My sample bottles are made of opaque dark plastic to keep the phytoplankton out of the light for a period of time, in preparation for being put in the FRRF. This process is called dark-acclimation, and sort of “resets” the algae’s photosynthetic apparatus to ensure all the models the FRRF uses fit correctly. Once they’ve been dark-acclimated, a small volume of sample gets put in the FRRF, surrounded by cold water supplied from a water bath that’s pumped into the instrument to keep the phytoplankton at a constant and appropriate temperature. Finally, I use a laptop to tell the FRRF to start a sequence of flashes of light, and about 20 seconds later, I get some data. The results are available instantaneously (a bit of a luxury on a cruise!), and as phytoplankton can change their physiology quite rapidly, the fluorescence data is able to give us an immediate insight into what’s going on in our experimental bottles.
I’m often asked what’s so important about phytoplankton, and why I bother studying them at all. I think the most easily appreciated example of their significance is in the incredible diversity of the Southern Ocean. Every day of our cruise has been filled with wildlife of some description, whether it’s a majestic albatross gliding effortlessly along the air currents, porpoising penguins bouncing through the water, or a pair of chubby seals hauled out on an ice floe. The mainstay of many of these animals is krill, either eating it directly, or feeding on the fish and assorted invertebrates that prey on it. The krill in turn are sustained by phytoplankton, the marine world’s main primary producers that use the sun’s light to convert carbon from the inorganic form of carbon dioxide into organic compounds that can be used by living things.
They become of particular importance in this region of the world because of the scarceness of terrestrial plants on the Antarctic continent and general surrounding area, causing the ecosystem to be heavily dependent on marine productivity to keep it going. The result is that the Southern Ocean is able to boast a staggering variety of mammals, seabirds and invertebrates, which I have been only too happy to experience myself!

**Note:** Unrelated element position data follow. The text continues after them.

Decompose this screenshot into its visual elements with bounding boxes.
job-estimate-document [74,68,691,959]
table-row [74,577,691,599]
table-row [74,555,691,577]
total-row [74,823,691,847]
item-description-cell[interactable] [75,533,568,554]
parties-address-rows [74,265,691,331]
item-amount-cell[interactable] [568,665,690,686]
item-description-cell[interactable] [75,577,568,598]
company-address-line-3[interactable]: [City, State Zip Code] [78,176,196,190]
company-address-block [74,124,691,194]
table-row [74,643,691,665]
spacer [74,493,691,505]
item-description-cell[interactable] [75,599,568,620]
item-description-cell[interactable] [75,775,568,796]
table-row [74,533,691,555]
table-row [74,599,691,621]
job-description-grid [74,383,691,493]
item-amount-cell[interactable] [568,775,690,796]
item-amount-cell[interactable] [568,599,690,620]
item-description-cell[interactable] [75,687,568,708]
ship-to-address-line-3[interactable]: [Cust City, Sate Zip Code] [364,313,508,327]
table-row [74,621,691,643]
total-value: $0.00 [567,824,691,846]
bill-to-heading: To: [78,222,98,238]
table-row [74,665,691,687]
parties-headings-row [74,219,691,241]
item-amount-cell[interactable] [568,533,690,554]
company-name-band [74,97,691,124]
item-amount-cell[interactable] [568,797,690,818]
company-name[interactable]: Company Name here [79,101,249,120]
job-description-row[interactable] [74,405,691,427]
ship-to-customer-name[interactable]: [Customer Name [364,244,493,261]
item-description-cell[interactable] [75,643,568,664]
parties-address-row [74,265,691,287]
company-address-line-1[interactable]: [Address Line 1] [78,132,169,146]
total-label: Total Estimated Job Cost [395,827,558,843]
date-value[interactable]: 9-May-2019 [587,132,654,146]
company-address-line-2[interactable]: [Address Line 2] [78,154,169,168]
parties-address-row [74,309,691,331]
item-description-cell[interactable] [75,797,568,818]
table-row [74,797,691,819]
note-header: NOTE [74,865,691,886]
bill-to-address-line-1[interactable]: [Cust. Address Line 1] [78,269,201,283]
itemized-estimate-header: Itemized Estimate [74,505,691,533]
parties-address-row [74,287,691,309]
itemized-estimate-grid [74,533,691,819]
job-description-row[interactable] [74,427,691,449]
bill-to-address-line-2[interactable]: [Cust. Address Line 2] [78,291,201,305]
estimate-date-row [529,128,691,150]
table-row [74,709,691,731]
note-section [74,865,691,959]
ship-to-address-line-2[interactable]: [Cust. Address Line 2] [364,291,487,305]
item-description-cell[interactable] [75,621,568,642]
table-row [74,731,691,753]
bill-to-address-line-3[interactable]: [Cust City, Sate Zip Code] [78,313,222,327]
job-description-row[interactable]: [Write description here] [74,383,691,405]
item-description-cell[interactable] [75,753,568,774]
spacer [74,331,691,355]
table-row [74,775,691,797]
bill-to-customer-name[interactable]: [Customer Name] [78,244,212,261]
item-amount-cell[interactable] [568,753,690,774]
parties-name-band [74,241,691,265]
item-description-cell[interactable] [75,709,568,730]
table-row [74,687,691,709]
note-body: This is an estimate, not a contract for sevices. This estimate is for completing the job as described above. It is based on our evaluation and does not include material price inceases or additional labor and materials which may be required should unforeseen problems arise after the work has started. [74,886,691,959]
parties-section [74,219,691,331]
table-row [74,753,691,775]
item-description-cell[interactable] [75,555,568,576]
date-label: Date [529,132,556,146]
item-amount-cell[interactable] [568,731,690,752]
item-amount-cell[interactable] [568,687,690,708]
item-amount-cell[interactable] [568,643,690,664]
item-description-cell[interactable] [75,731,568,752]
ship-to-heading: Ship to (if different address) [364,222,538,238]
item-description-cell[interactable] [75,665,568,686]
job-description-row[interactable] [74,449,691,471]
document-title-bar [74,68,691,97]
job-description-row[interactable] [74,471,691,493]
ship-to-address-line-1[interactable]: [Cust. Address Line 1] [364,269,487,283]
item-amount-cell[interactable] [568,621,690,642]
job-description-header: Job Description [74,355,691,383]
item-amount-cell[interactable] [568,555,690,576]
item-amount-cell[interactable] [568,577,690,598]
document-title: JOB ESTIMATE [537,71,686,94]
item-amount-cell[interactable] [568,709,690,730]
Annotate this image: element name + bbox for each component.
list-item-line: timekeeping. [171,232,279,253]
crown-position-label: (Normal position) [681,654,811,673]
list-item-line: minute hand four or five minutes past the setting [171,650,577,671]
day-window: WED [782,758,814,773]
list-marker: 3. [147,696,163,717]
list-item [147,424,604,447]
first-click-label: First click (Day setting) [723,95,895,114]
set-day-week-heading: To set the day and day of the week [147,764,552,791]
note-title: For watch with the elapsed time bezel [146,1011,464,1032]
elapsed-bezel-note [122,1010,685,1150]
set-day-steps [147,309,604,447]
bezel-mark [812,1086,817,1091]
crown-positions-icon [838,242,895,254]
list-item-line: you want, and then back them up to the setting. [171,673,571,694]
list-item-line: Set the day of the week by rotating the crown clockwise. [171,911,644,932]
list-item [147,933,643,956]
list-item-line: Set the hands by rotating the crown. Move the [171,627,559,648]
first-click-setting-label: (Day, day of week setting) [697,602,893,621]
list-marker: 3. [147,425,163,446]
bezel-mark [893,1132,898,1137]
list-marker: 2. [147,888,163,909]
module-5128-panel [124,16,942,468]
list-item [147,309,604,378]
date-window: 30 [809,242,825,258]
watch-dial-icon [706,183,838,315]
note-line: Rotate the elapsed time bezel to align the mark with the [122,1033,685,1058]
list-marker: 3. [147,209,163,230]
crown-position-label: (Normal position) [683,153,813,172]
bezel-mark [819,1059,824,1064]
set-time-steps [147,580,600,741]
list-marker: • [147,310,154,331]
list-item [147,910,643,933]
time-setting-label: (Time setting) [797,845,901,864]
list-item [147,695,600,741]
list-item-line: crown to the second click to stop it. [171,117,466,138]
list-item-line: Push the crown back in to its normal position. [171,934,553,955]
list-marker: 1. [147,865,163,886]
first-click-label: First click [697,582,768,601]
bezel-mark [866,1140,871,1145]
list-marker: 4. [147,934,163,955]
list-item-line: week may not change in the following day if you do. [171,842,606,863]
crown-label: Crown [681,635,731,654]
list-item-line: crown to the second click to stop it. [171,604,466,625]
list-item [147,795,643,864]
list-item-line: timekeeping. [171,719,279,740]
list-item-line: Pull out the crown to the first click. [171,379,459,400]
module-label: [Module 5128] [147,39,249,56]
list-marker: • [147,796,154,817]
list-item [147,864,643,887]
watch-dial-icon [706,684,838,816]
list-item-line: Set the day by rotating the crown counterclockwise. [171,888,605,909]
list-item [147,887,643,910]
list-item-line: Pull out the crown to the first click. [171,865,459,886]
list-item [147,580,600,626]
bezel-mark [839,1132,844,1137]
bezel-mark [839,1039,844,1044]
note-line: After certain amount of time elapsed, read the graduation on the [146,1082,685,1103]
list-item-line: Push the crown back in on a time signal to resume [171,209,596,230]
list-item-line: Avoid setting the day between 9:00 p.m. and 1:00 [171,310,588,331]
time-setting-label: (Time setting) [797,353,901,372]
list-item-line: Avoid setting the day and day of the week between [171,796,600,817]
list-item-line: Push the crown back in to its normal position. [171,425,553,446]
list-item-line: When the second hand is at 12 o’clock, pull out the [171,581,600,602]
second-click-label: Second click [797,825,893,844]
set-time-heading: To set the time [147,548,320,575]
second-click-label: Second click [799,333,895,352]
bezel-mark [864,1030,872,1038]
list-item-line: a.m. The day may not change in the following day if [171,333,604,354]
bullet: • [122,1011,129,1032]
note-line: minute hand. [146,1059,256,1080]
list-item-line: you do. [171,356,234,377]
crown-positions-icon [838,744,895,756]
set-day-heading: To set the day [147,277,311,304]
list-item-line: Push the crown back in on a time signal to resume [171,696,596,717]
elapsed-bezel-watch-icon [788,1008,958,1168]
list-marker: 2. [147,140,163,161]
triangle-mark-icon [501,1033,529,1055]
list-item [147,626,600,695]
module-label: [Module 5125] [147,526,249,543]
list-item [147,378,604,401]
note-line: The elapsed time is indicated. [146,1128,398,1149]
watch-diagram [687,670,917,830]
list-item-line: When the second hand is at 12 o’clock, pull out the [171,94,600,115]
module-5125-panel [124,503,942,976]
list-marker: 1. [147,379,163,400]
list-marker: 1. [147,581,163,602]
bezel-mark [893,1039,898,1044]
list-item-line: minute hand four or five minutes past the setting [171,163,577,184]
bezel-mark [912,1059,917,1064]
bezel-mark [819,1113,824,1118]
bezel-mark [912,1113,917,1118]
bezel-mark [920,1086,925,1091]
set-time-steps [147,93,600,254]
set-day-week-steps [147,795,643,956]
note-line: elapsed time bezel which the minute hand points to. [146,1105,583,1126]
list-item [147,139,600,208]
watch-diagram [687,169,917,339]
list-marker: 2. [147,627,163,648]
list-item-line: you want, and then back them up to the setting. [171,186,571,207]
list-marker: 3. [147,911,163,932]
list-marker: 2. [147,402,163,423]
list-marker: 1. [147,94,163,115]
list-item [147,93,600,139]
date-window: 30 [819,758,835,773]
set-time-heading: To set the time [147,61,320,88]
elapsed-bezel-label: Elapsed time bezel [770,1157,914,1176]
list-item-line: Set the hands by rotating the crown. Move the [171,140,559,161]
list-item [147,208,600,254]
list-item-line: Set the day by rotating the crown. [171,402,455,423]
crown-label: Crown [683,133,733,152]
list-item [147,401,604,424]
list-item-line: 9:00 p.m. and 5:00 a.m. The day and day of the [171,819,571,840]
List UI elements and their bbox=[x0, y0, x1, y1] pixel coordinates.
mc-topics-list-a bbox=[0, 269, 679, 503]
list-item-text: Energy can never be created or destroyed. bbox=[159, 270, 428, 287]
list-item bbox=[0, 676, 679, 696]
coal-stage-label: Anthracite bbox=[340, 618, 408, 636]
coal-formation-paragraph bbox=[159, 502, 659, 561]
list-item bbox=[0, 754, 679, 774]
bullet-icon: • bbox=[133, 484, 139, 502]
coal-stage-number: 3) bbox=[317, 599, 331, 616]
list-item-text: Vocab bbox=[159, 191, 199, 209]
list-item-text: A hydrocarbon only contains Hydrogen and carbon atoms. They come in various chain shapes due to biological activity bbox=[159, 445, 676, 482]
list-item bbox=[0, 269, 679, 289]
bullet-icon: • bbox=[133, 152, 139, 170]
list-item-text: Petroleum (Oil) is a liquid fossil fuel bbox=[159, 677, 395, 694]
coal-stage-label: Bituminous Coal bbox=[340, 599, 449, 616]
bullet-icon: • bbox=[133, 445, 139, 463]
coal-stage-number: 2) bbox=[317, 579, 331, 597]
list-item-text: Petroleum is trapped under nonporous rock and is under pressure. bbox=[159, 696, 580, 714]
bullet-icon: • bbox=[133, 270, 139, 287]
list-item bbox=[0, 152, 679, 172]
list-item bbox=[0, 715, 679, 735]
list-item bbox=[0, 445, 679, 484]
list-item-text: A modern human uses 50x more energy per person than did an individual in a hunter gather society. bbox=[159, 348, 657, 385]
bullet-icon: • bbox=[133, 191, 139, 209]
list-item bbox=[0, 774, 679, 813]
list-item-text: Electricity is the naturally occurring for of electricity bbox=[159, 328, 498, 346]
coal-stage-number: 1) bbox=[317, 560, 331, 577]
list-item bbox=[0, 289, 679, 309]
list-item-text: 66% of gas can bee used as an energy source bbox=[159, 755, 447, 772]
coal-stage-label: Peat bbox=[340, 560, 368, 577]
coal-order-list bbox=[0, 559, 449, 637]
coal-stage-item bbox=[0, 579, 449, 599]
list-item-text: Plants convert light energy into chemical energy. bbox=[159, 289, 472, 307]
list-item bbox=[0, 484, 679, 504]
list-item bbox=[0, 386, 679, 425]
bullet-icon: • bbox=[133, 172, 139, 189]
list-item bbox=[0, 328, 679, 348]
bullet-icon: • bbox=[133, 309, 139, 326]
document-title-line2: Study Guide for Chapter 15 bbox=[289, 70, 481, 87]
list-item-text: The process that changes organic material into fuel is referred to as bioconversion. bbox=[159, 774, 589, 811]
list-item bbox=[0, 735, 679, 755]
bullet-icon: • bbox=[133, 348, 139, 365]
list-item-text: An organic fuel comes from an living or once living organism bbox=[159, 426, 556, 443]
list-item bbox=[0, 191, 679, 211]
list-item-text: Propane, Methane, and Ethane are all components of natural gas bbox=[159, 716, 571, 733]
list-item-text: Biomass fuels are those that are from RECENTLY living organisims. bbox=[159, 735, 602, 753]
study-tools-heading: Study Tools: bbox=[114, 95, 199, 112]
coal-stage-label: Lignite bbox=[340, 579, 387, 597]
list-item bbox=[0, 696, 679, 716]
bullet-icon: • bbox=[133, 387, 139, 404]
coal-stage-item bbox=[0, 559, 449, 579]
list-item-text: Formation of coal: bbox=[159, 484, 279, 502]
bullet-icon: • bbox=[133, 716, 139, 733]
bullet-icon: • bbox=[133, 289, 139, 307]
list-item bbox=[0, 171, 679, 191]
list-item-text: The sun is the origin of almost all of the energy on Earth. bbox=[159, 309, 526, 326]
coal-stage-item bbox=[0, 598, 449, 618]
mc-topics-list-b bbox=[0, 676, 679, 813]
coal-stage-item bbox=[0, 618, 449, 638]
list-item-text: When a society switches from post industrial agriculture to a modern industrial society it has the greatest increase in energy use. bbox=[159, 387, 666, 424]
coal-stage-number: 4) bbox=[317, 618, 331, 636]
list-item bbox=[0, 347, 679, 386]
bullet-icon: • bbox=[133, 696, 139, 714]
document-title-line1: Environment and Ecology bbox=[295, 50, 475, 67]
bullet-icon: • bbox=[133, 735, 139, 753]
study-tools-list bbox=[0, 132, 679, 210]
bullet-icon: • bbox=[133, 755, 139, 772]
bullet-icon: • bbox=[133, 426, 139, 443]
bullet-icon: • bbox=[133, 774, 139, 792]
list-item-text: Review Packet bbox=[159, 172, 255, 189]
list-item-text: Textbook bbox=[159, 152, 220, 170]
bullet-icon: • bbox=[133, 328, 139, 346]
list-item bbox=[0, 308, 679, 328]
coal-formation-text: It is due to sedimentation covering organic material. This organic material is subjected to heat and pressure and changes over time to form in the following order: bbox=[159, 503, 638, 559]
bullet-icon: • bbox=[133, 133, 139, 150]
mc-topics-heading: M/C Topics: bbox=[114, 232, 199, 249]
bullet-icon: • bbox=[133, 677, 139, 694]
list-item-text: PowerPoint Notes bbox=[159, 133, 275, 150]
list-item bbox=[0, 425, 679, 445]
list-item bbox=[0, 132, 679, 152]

We are currently in transit to South Georgia, a beautiful example of how much Southern Ocean ecology is dependent on marine productivity. There is currently an algal bloom in the waters around this isolated island, supporting much of the marine life in the area. Almost all the animals found on South Georgia feed offshore, and therefore owe their existence to these regular blooms. Everyone on board is quite excited to have the opportunity to explore this remote sliver of land, and all the wildlife it has to offer. Phytoplankton might certainly be microscopic, but I enjoy reminding myself that I don’t necessarily need a microscope to admire how very important they are.